Aeußerlichkeiten und Gewohnheiten.

[50] »Freund, ich hab' einmal kein Glück bei den Damen! Ich merk's und fühl's. Laß Deine gutgemeinten Trostworte! Ich weiß, wie sie mir aus dem Wege gehen, wie sie den jüngsten Grünschnabel mir vorziehen, – warum, das habe ich allerdings nie ergründen können.«

»Warum? Hast Du Dir dies nie klar gemacht, mein Lieber? Du bist ein großer Gelehrter, Bruno, aber über all dem Studium Deiner Bücher hast Du vergessen, die Forderungen der Welt zu erfüllen, den Gesetzen des guten Tones zu folgen.«

»Ach, laß mich mit dem guten Ton zufrieden!«

»Mein Bester, Du kannst und wirst ihn nicht aus der Welt schaffen. Die Gesetze der Sitte sind wohlberechtigt und wohlthätig. Sie verlangen Gefolgschaft, sonst – nun, Du lernst ja ihre Macht an Dir selbst kennen! (Sich ereifernd:) Betrachte Dich einmal im Spiegel! Glaubst Du mit deinem ungepflegten Bart, Deiner Haarmähne,[50] in die kein Schermesser kommen darf, mit Deinen Trauerrändern unter den Nägeln den Damen ein willkommener Anblick zu sein?«

»Du, das ist stark! Du entwirfft da ein Bild von mir...«

»Das wahr ist, durchaus wahr. Daß Dir die Wahrheit nicht schmeckt, ist natürlich. Pflege Dein Aeußeres nach den Regeln der Sitte, und Du wirst um vieles begehrenswerter sein.«

(Polternd:) »Regeln der Sitte! (Nach einer Pause:) Und die wären?«

»Der gute Ton verlangt vor allem peinliche Sauberkeit unseres Körpers. Eine geregelte Hautpflege, häufiges Baden, tägliche, gründliche Waschungen, alles dies wirkt günstig auf die Stimmung. Besonderer Pflege bedarf das Haar. Man lasse sich den Kopf allwöchentlich waschen, das Haupthaar alle drei bis vier Wochen schneiden.«

»Und wohl auch brennen, wie ein richtiger Zierbengel?«

»Nein, dazu rate ich Dir allerdings nicht! Außerdem ist eine peinliche Mundpflege nötig. Man dulde keinen kranken Zahn im Munde und reinige die Zähne täglich zweimal, morgens mit einem unschädlichen Zahnpulver, abends durch Bürsten und Ausspülen mit einem desinfizierenden Mundwasser. Reine, saubere Zähne, ein appetitlicher Mund verschönern auch das wenig hübsche Gesicht, während ungepflegte Zähne uns ein sonst klassisches Antlitz widerlich machen können.«

»Und wenn man schlechte Zähne hat wie ich?«[51]

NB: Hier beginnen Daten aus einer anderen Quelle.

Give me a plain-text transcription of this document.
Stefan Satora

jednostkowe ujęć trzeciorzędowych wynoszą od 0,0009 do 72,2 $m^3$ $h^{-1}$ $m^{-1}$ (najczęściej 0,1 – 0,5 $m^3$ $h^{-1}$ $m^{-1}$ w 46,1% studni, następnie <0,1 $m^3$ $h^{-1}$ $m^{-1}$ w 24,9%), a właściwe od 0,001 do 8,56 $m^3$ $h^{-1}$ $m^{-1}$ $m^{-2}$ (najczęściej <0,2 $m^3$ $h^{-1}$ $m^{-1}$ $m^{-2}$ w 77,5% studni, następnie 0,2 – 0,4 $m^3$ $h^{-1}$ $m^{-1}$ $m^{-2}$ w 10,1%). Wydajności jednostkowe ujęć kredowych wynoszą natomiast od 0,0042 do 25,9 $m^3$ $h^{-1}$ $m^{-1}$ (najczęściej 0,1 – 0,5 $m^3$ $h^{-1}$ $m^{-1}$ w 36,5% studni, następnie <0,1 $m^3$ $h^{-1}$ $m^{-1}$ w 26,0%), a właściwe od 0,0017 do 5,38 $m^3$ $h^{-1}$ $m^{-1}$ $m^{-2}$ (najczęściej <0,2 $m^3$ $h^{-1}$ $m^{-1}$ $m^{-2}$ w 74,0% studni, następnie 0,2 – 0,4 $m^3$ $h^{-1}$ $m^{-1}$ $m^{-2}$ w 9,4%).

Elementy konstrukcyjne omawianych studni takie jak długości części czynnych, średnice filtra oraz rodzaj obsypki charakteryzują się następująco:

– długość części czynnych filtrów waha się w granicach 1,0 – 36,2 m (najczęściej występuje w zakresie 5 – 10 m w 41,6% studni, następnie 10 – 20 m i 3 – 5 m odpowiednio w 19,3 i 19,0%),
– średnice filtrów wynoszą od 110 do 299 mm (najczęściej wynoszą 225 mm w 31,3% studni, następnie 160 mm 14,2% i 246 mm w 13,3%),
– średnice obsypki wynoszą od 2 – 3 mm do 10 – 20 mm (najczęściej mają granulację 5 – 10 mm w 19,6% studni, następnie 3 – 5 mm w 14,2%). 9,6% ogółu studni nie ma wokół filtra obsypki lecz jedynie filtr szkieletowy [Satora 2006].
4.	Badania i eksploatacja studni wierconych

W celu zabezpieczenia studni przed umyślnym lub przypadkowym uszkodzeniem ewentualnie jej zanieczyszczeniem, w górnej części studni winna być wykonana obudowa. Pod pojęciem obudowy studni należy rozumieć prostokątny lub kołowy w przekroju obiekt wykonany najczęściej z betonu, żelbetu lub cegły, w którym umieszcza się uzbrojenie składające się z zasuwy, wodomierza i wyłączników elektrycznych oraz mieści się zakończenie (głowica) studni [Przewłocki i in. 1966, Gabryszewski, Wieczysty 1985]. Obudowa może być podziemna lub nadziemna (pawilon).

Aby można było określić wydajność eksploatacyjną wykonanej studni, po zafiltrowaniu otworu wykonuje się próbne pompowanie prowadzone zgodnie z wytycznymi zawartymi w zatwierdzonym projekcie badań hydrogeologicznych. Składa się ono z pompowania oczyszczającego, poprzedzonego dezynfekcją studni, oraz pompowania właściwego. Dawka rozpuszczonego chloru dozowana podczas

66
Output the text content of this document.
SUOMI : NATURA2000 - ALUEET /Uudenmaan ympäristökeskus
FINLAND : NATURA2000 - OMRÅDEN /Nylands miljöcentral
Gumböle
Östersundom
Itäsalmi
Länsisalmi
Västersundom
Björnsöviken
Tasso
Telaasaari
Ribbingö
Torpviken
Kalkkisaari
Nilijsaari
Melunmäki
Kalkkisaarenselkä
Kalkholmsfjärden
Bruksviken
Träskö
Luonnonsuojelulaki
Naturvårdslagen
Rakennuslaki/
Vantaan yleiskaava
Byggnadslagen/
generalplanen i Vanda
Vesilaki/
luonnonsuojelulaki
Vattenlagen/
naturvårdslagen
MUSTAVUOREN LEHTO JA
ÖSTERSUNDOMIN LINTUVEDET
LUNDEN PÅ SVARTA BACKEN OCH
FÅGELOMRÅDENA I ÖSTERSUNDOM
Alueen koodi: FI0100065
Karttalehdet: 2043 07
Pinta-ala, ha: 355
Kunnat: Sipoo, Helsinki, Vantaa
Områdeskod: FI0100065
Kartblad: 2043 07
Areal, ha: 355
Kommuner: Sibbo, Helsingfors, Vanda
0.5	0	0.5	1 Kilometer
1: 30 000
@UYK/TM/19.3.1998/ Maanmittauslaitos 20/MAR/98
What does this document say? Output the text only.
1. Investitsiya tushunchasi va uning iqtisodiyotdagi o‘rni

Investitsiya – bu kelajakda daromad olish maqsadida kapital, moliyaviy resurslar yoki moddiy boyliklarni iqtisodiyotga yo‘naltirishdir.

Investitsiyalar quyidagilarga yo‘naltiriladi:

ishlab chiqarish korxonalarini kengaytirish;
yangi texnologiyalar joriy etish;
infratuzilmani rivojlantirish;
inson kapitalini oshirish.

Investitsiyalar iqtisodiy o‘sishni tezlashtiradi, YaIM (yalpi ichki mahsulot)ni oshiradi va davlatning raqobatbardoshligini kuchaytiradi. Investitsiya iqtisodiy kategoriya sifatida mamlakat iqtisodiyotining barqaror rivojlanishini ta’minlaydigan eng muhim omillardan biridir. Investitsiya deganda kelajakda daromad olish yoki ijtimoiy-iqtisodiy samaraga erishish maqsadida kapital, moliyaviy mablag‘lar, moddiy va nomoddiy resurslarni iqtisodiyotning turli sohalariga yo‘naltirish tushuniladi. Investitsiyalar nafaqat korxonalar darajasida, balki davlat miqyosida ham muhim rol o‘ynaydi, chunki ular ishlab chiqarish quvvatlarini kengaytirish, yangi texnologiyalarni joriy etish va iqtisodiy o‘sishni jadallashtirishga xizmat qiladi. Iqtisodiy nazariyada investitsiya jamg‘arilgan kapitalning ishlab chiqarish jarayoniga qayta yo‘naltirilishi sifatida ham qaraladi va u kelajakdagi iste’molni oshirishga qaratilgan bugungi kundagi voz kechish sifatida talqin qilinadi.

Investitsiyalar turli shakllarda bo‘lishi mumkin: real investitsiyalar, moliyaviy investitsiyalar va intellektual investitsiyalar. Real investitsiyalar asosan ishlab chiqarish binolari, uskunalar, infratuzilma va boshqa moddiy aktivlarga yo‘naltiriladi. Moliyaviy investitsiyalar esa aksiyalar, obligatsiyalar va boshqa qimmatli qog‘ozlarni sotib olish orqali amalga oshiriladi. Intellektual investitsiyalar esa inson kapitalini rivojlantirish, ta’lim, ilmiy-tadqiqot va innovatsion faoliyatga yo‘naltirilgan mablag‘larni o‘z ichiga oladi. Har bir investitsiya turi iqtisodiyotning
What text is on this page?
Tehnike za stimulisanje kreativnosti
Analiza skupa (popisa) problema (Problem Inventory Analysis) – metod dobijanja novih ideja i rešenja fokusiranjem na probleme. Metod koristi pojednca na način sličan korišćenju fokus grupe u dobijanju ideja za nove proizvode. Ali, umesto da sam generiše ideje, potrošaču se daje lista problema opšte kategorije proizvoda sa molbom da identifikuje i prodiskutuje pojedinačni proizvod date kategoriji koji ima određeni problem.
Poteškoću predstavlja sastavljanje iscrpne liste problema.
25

»Dann lasse Dir an Stelle des kranken einen künstlichen Zahn befestigen! Ich sage mit Absicht befestigen. Ein schlecht sitzendes Gebiß ist peinlich für den Träger wie für seine Umgebung. Die Zeit, wo man sich über falsche Zähne aufhielt, ist längst vorüber. Jeder sieht ein, daß nicht nur aus ästhetischen, nein, auch aus gesundheitlichen Rücksichten ein Zahnersatz geboten ist.«

»Und für meinen Scheitel, der sich zu lichten beginnt, rätst Du mir wohl eine Perücke, für meine fahle Gesichtsfarbe das Schminktöpfchen?«

»Nein, davor kannst Du ruhig sein! Wenn ich und mit mir alle gebildeten Menschen etwas verdammen und verachten, so ist es das Schminken. Es ist unglaublich, wie kurzsichtig die Damen sind und nicht begreifen, wie sehr sie sich durch Anwendung derartiger kosmetischer Mittel schaden und einer falschen Verurteilung aussetzen. Eine wirklich vornehme Frau wird lieber mit einem blassen Teint zum Ball gehen als sich und andere durch Auflegen von Schminken belügen. Es giebt heute Spezialisten für Hautpflege. Lieber eine Kur, wobei die Diät eine Rolle spielt, um Blut und Blutzirkulation und dadurch Farbe und Aussehen zu bessern, als nach den Requisiten der Scheinwelt greifen. Doch wir sind vom Thema abgekommen.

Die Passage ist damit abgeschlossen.